Washington was demanding answers, and Armenia was feeling the heat.
The small nations of the South Caucasus — Armenia, Azerbaijan and Georgia — find themselves stuck between Iran, which has the potential to stir up trouble in all three nations, and the US, which is set on forcing them to cut off ties with the Islamic Republic, according to US diplomatic cables released by WikiLeaks.
All three countries suffer from destabilizing internal separatist and ethnic disputes easily exploitable by outsiders.
Azerbaijani President Ilham Aliyev has also been caught in a quandary. Though he is evidently willing to work with US attempts to isolate Iran, a cable from the US Embassy in Baku in February 2010 indicates that he has a full-throated fear of antagonizing his large, rabble-rousing neighbor.
Aliyev told US diplomats that Iranian “provocations in Azerbaijan were on the rise.” He said that Iran not only was “financing radical Islamic groups and Hezbollah terrorists” but also stirring up religious tensions in Nakhichevan, Azerbaijan’s geographically isolated enclave, staging demonstrations in Baku and at Azeri embassies abroad and attempting to smear Aliyev’s name by depicting him next to a Star of David on Iranian television.
Both Aliyev and the Azerbaijani Foreign Minister Elmar Mammadyarov expressed concern that Azerbaijan would become “a target” for Iranian attacks. Both men cited Azerbaijan’s legally murky boundary lines on the Caspian Sea as a likely location for such an attack.
“[Aliyev] viewed the situation as very tense within Iran and believed it could erupt at any time,” the cables said.
Although in a December 2006 cable Aliyev comes off as defensive, expressing concern over a US policy toward Iran that he “does not understand,” he is both more conciliatory and more fearful of Iran in the February 2010 cables. US diplomats quoted Aliyev as saying that “Russian President Medvedev once told him ‘that Russia did not want the Americans to squeeze Iran, but it also did not want a nuclear Iran’ ” — a dilemma he seems to be able to relate to.
Georgia, for its part, has also found itself between Scylla and Charybdis on several occasions.

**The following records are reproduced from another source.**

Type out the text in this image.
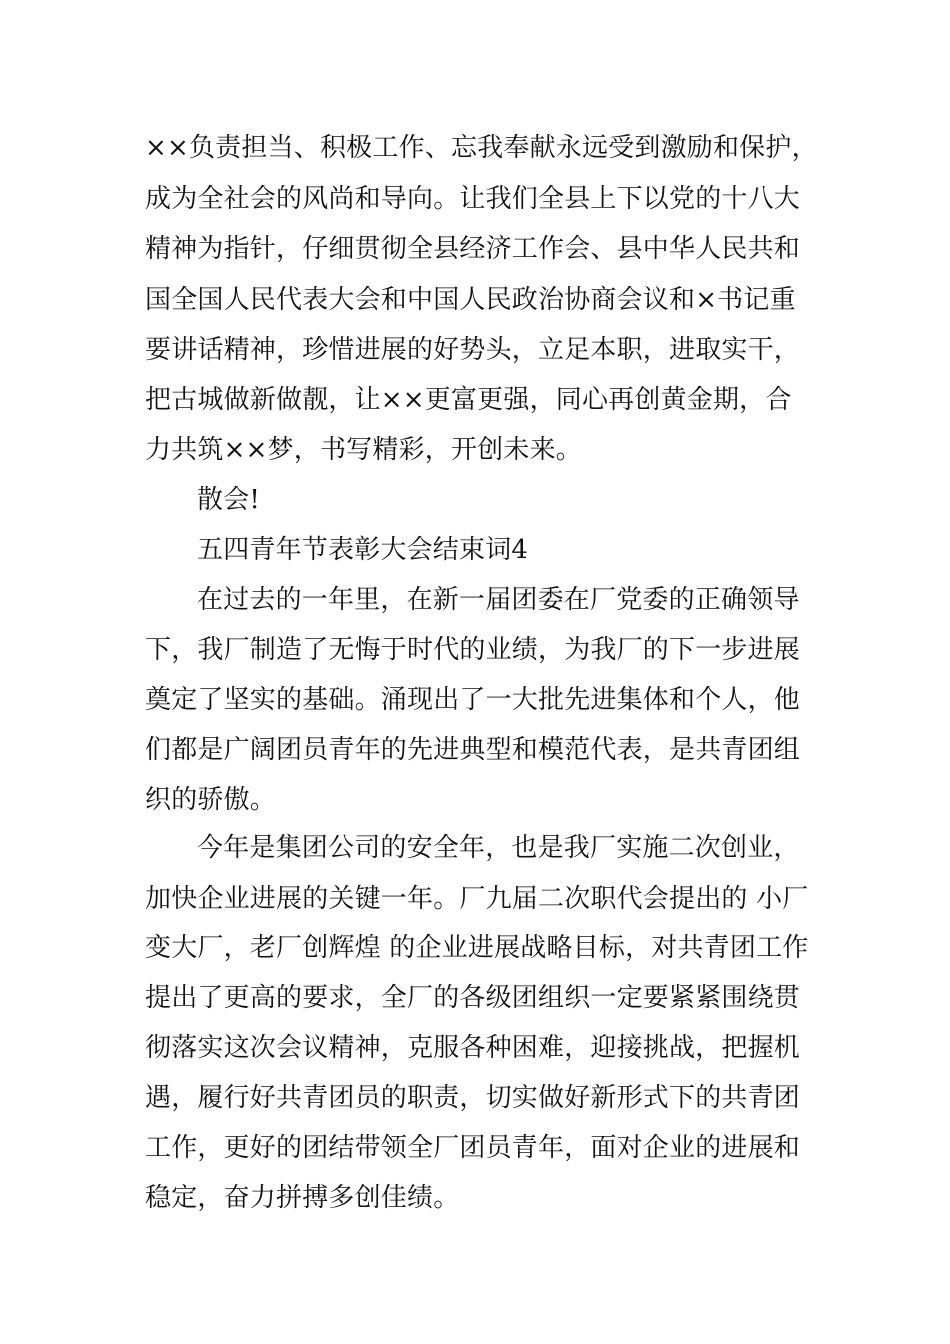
××负责担当、积极工作、忘我奉献永远受到激励和保护，
成为全社会的风尚和导向。让我们全县上下以党的十八大
精神为指针，仔细贯彻全县经济工作会、县中华人民共和
国全国人民代表大会和中国人民政治协商会议和×书记重
要讲话精神，珍惜进展的好势头，立足本职，进取实干，
把古城做新做靓，让××更富更强，同心再创黄金期，合
力共筑××梦，书写精彩，开创未来。
散会!
五四青年节表彰大会结束词4
在过去的一年里，在新一届团委在厂党委的正确领导
下，我厂制造了无悔于时代的业绩，为我厂的下一步进展
奠定了坚实的基础。涌现出了一大批先进集体和个人，他
们都是广阔团员青年的先进典型和模范代表，是共青团组
织的骄傲。
今年是集团公司的安全年，也是我厂实施二次创业，
加快企业进展的关键一年。厂九届二次职代会提出的 小厂
变大厂，老厂创辉煌 的企业进展战略目标，对共青团工作
提出了更高的要求，全厂的各级团组织一定要紧紧围绕贯
彻落实这次会议精神，克服各种困难，迎接挑战，把握机
遇，履行好共青团员的职责，切实做好新形式下的共青团
工作，更好的团结带领全厂团员青年，面对企业的进展和
稳定，奋力拼搏多创佳绩。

Two years ago, relations with Iran froze over after Georgian officials, conceding to US demands, agreed to extradite to the US an Iranian citizen on charges of smuggling, money laundering and conspiracy.

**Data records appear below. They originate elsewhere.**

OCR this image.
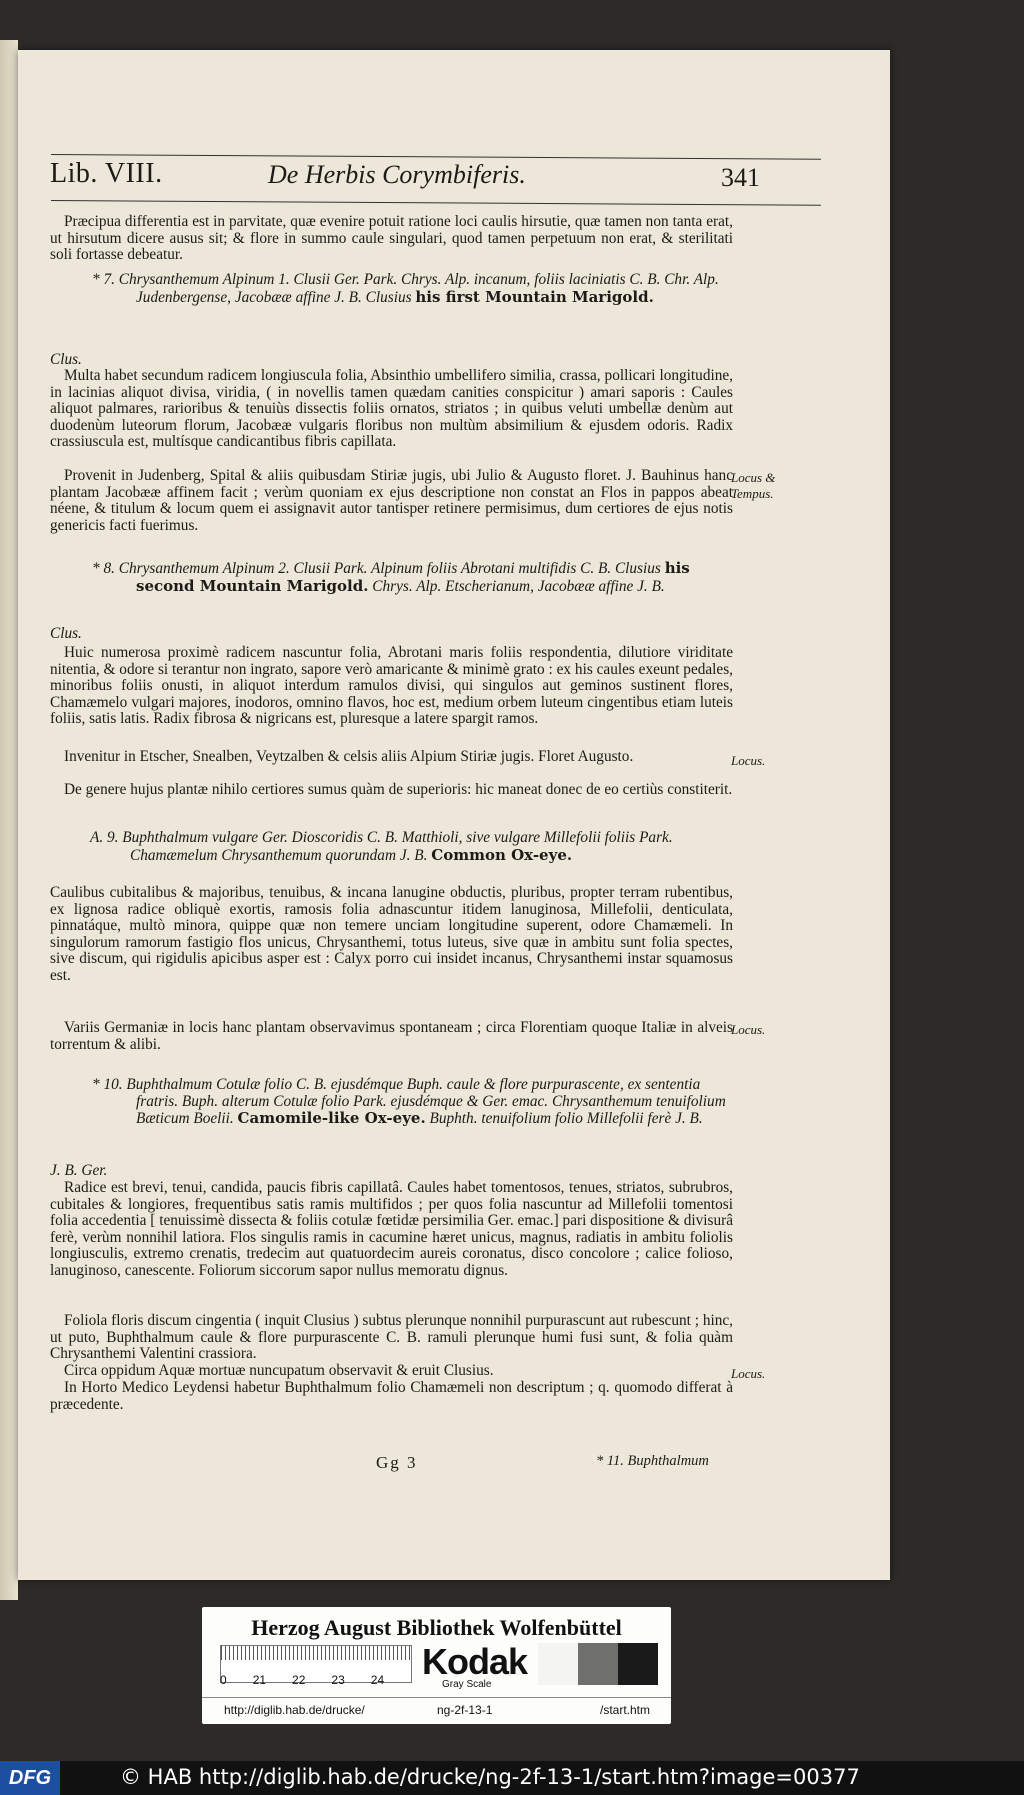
Lib. VIII.	De Herbis Corymbiferis.	341
Præcipua differentia est in parvitate, quæ evenire potuit ratione loci caulis hirsutie, quæ tamen non tanta erat, ut hirsutum dicere ausus sit; & flore in summo caule singulari, quod tamen perpetuum non erat, & sterilitati soli fortasse debeatur.
* 7. Chrysanthemum Alpinum 1. Clusii Ger. Park. Chrys. Alp. incanum, foliis laciniatis C. B. Chr. Alp. Judenbergense, Jacobææ affine J. B. Clusius his first Mountain Marigold.
Clus.
Multa habet secundum radicem longiuscula folia, Absinthio umbellifero similia, crassa, pollicari longitudine, in lacinias aliquot divisa, viridia, ( in novellis tamen quædam canities conspicitur ) amari saporis : Caules aliquot palmares, rarioribus & tenuiùs dissectis foliis ornatos, striatos ; in quibus veluti umbellæ denùm aut duodenùm luteorum florum, Jacobææ vulgaris floribus non multùm absimilium & ejusdem odoris. Radix crassiuscula est, multísque candicantibus fibris capillata.
Provenit in Judenberg, Spital & aliis quibusdam Stiriæ jugis, ubi Julio & Augusto floret. J. Bauhinus hanc plantam Jacobææ affinem facit ; verùm quoniam ex ejus descriptione non constat an Flos in pappos abeat néene, & titulum & locum quem ei assignavit autor tantisper retinere permisimus, dum certiores de ejus notis genericis facti fuerimus.
Locus & Tempus.
* 8. Chrysanthemum Alpinum 2. Clusii Park. Alpinum foliis Abrotani multifidis C. B. Clusius his second Mountain Marigold. Chrys. Alp. Etscherianum, Jacobææ affine J. B.
Clus.
Huic numerosa proximè radicem nascuntur folia, Abrotani maris foliis respondentia, dilutiore viriditate nitentia, & odore si terantur non ingrato, sapore verò amaricante & minimè grato : ex his caules exeunt pedales, minoribus foliis onusti, in aliquot interdum ramulos divisi, qui singulos aut geminos sustinent flores, Chamæmelo vulgari majores, inodoros, omnino flavos, hoc est, medium orbem luteum cingentibus etiam luteis foliis, satis latis. Radix fibrosa & nigricans est, pluresque a latere spargit ramos.
Invenitur in Etscher, Snealben, Veytzalben & celsis aliis Alpium Stiriæ jugis. Floret Augusto.	Locus.
De genere hujus plantæ nihilo certiores sumus quàm de superioris: hic maneat donec de eo certiùs constiterit.
A. 9. Buphthalmum vulgare Ger. Dioscoridis C. B. Matthioli, sive vulgare Millefolii foliis Park. Chamæmelum Chrysanthemum quorundam J. B. Common Ox-eye.
Caulibus cubitalibus & majoribus, tenuibus, & incana lanugine obductis, pluribus, propter terram rubentibus, ex lignosa radice obliquè exortis, ramosis folia adnascuntur itidem lanuginosa, Millefolii, denticulata, pinnatáque, multò minora, quippe quæ non temere unciam longitudine superent, odore Chamæmeli. In singulorum ramorum fastigio flos unicus, Chrysanthemi, totus luteus, sive quæ in ambitu sunt folia spectes, sive discum, qui rigidulis apicibus asper est : Calyx porro cui insidet incanus, Chrysanthemi instar squamosus est.
Variis Germaniæ in locis hanc plantam observavimus spontaneam ; circa Florentiam quoque Italiæ in alveis torrentum & alibi.
Locus.
* 10. Buphthalmum Cotulæ folio C. B. ejusdémque Buph. caule & flore purpurascente, ex sententia fratris. Buph. alterum Cotulæ folio Park. ejusdémque & Ger. emac. Chrysanthemum tenuifolium Bæticum Boelii. Camomile-like Ox-eye. Buphth. tenuifolium folio Millefolii ferè J. B.
J. B. Ger.
Radice est brevi, tenui, candida, paucis fibris capillatâ. Caules habet tomentosos, tenues, striatos, subrubros, cubitales & longiores, frequentibus satis ramis multifidos ; per quos folia nascuntur ad Millefolii tomentosi folia accedentia [ tenuissimè dissecta & foliis cotulæ fœtidæ persimilia Ger. emac.] pari dispositione & divisurâ ferè, verùm nonnihil latiora. Flos singulis ramis in cacumine hæret unicus, magnus, radiatis in ambitu foliolis longiusculis, extremo crenatis, tredecim aut quatuordecim aureis coronatus, disco concolore ; calice folioso, lanuginoso, canescente. Foliorum siccorum sapor nullus memoratu dignus.
Foliola floris discum cingentia ( inquit Clusius ) subtus plerunque nonnihil purpurascunt aut rubescunt ; hinc, ut puto, Buphthalmum caule & flore purpurascente C. B. ramuli plerunque humi fusi sunt, & folia quàm Chrysanthemi Valentini crassiora.
Circa oppidum Aquæ mortuæ nuncupatum observavit & eruit Clusius.	Locus.
In Horto Medico Leydensi habetur Buphthalmum folio Chamæmeli non descriptum ; q. quomodo differat à præcedente.
Gg 3	* 11. Buphthalmum
Herzog August Bibliothek Wolfenbüttel
0 21 22 23 24	Kodak
Gray Scale
http://diglib.hab.de/drucke/	ng-2f-13-1	/start.htm
DFG	© HAB http://diglib.hab.de/drucke/ng-2f-13-1/start.htm?image=00377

Tensions eased in 2010, when Iran and Georgia eliminated mutual visa requirements, reinstated a direct flight between their capitals and agreed to partner on minor trade, tourism and infrastructure projects — a turn of events that probably raised eyebrows in Washington.

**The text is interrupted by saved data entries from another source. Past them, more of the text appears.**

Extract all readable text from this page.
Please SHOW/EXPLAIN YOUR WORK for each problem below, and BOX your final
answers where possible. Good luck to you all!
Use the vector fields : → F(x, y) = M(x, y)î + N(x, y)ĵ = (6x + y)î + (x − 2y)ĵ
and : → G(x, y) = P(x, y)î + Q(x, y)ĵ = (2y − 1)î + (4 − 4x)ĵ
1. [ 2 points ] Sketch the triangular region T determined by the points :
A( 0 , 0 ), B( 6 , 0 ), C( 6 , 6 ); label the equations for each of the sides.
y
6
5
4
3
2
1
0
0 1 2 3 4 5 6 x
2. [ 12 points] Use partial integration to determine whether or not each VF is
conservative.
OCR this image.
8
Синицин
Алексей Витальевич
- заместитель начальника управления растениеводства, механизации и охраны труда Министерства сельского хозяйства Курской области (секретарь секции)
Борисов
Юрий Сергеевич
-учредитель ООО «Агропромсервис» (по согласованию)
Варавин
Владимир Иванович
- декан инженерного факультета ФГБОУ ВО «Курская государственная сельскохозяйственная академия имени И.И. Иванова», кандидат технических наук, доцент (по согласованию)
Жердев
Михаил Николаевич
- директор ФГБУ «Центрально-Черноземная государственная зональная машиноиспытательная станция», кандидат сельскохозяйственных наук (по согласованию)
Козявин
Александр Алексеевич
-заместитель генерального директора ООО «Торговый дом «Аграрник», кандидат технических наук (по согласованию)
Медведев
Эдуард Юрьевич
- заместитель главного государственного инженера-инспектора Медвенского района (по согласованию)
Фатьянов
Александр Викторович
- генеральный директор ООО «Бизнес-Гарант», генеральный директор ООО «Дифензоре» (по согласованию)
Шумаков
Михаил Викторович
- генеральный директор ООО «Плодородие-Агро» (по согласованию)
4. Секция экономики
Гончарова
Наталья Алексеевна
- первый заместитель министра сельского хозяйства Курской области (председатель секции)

A purported cable, cited by both Russian and Georgian sites but not yet available in the WikiLeaks database, quotes a briefing intended for [the late] US diplomat Richard Holbrooke before a trip to the South Caucasus. It indicates that Georgia is “trying to manage its relationship with Iran” but is fearful of burning any bridges that might encourage Iran to recognize its separatist territories, Abkhazia and South Ossetia, as Russia did in 2008.
“It cannot afford to alienate a powerful regional neighbor and major commercial partner,” the cable is quoted as stating. It is a sentiment that seems to be shared in all the South Caucasus states.
Armenia has long maintained relatively pleasant relations with Iran, in part because it is in desperate need of a regional ally.
After Armenia’s alleged transfer of arms to Iran, then-Deputy Secretary of State John D. Negroponte made it clear in a confidential letter to Armenian President Serzh Sargsyan that Armenia must shape up and agree to allow US inspectors to drop in unannounced — or the little country would face “the cutoff of US assistance and certain export restrictions.”
US sanctions would be crippling to Armenia, an impoverished country already beset by sanctions from bordering states Azerbaijan and Turkey.
While no further cables indicated whether Armenia followed US orders, the January 2010 cable quotes a contrite head of the Armenian National Security Service, Chair Gorik Hakobyan, assuring the US ambassador that Armenia planned to comply with all US demands.
“Armenia has a lot of problems and there is no desire to create more problems,” Hakobyan reportedly said.
The US does not currently impose sanctions on Armenia.